The glory of God associated with Messiah’s atoning sacrifice is described beautifully in Daniel. Only the Messiah can finish transgression and make and end of sins. Only He can make reconciliation for iniquity and bring in everlasting righteousness. All of this is accomplished “in the fullness of time.”

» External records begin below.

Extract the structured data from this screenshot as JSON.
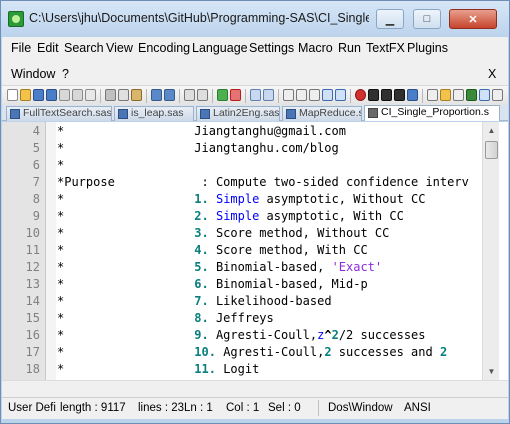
{
  "window": {
    "title": "C:\\Users\\jhu\\Documents\\GitHub\\Programming-SAS\\CI_Single_Propo...",
    "minimize_glyph": "▁",
    "maximize_glyph": "□",
    "close_glyph": "✕"
  },
  "menu": {
    "row1": [
      "File",
      "Edit",
      "Search",
      "View",
      "Encoding",
      "Language",
      "Settings",
      "Macro",
      "Run",
      "TextFX",
      "Plugins"
    ],
    "row2": [
      "Window",
      "?"
    ],
    "close_doc": "X"
  },
  "tabs": [
    {
      "label": "FullTextSearch.sas",
      "active": false
    },
    {
      "label": "is_leap.sas",
      "active": false
    },
    {
      "label": "Latin2Eng.sas",
      "active": false
    },
    {
      "label": "MapReduce.sas",
      "active": false
    },
    {
      "label": "CI_Single_Proportion.s",
      "active": true
    }
  ],
  "editor": {
    "lines": [
      {
        "n": "4",
        "segments": [
          {
            "t": "*                  Jiangtanghu@gmail.com",
            "c": ""
          }
        ]
      },
      {
        "n": "5",
        "segments": [
          {
            "t": "*                  Jiangtanghu.com/blog",
            "c": ""
          }
        ]
      },
      {
        "n": "6",
        "segments": [
          {
            "t": "*",
            "c": ""
          }
        ]
      },
      {
        "n": "7",
        "segments": [
          {
            "t": "*Purpose            : Compute two-sided confidence interv",
            "c": ""
          }
        ]
      },
      {
        "n": "8",
        "segments": [
          {
            "t": "*                  ",
            "c": ""
          },
          {
            "t": "1.",
            "c": "num"
          },
          {
            "t": " ",
            "c": ""
          },
          {
            "t": "Simple",
            "c": "kw"
          },
          {
            "t": " asymptotic, Without CC",
            "c": ""
          }
        ]
      },
      {
        "n": "9",
        "segments": [
          {
            "t": "*                  ",
            "c": ""
          },
          {
            "t": "2.",
            "c": "num"
          },
          {
            "t": " ",
            "c": ""
          },
          {
            "t": "Simple",
            "c": "kw"
          },
          {
            "t": " asymptotic, With CC",
            "c": ""
          }
        ]
      },
      {
        "n": "10",
        "segments": [
          {
            "t": "*                  ",
            "c": ""
          },
          {
            "t": "3.",
            "c": "num"
          },
          {
            "t": " Score method, Without CC",
            "c": ""
          }
        ]
      },
      {
        "n": "11",
        "segments": [
          {
            "t": "*                  ",
            "c": ""
          },
          {
            "t": "4.",
            "c": "num"
          },
          {
            "t": " Score method, With CC",
            "c": ""
          }
        ]
      },
      {
        "n": "12",
        "segments": [
          {
            "t": "*                  ",
            "c": ""
          },
          {
            "t": "5.",
            "c": "num"
          },
          {
            "t": " Binomial-based, ",
            "c": ""
          },
          {
            "t": "'Exact'",
            "c": "str"
          }
        ]
      },
      {
        "n": "13",
        "segments": [
          {
            "t": "*                  ",
            "c": ""
          },
          {
            "t": "6.",
            "c": "num"
          },
          {
            "t": " Binomial-based, Mid-p",
            "c": ""
          }
        ]
      },
      {
        "n": "14",
        "segments": [
          {
            "t": "*                  ",
            "c": ""
          },
          {
            "t": "7.",
            "c": "num"
          },
          {
            "t": " Likelihood-based",
            "c": ""
          }
        ]
      },
      {
        "n": "15",
        "segments": [
          {
            "t": "*                  ",
            "c": ""
          },
          {
            "t": "8.",
            "c": "num"
          },
          {
            "t": " Jeffreys",
            "c": ""
          }
        ]
      },
      {
        "n": "16",
        "segments": [
          {
            "t": "*                  ",
            "c": ""
          },
          {
            "t": "9.",
            "c": "num"
          },
          {
            "t": " Agresti-Coull,",
            "c": ""
          },
          {
            "t": "z",
            "c": "kw"
          },
          {
            "t": "^",
            "c": "op"
          },
          {
            "t": "2",
            "c": "num"
          },
          {
            "t": "/2 successes",
            "c": ""
          }
        ]
      },
      {
        "n": "17",
        "segments": [
          {
            "t": "*                  ",
            "c": ""
          },
          {
            "t": "10.",
            "c": "num"
          },
          {
            "t": " Agresti-Coull,",
            "c": ""
          },
          {
            "t": "2",
            "c": "num"
          },
          {
            "t": " successes and ",
            "c": ""
          },
          {
            "t": "2",
            "c": "num"
          }
        ]
      },
      {
        "n": "18",
        "segments": [
          {
            "t": "*                  ",
            "c": ""
          },
          {
            "t": "11.",
            "c": "num"
          },
          {
            "t": " Logit",
            "c": ""
          }
        ]
      }
    ]
  },
  "status": {
    "lang": "User Defi",
    "length": "length : 9117",
    "lines": "lines : 23",
    "ln": "Ln : 1",
    "col": "Col : 1",
    "sel": "Sel : 0",
    "eol": "Dos\\Window",
    "encoding": "ANSI"
  },
  "colors": {
    "keyword": "#0000ff",
    "number": "#0a7f7f",
    "string": "#8a2be2"
  }
}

November 24, 2013 – Remembering the Eternal Perspective
While the prophecy in Daniel chapter nine begins with a promise of redemption, it culminates way off in the future. Like the 2,000-year gap in the middle of Isaiah 61:2, there is another 2,000-year gap in Daniel chapter nine between verses 26 and 27. The Messiah is described as being “cut off, but not for himself” or in some translations, to “have no one.” Either version speaks effectively about the sacrifice of the Messiah. Here we are also told that the prince who is to come will destroy the city and the sanctuary. This is a reference to the sacking of Jerusalem in 70 AD by the Romans under the leadership of a Roman Genera named Titus. He was destined to become Caesar; hence, Daniel’s title of “prince” is also prophetic. Immediately following that historical event, Daniel references the Antichrist, warning:
Then he shall confirm a covenant with many for one week; But in the middle of the week, He shall bring an end to sacrifice and offering. And on the wing of abominations shall be one who makes desolate, even until the consummation, which is determined, is poured out on the desolate,” Dan. 9:27; Matt. 24:15.
Most Bible scholars believe that Daniel’s 70 weeks prophecy is best understood as “weeks of years.” Once again, we can see God’s perfect timing in the affairs of men. When this prophecy is calculated, it ends up falling on the 10th day of Nissan, 32 AD. This is the exact date of the triumphal entry into Jerusalem by Jesus of Nazareth. The children of Israel choose their Passover Lamb on the 10th of Nissan (a according to Scripture in Ex. 12:3), and four days later they were to “kill the Passover,” Ex. 12:6, 21.
Because God has pre-written the history of the world in prophetical form, we can rest assured that He will be faithful to His promise to those who have placed their faith in Him, II Tim. 1:11-13; Rom. 8:28-39.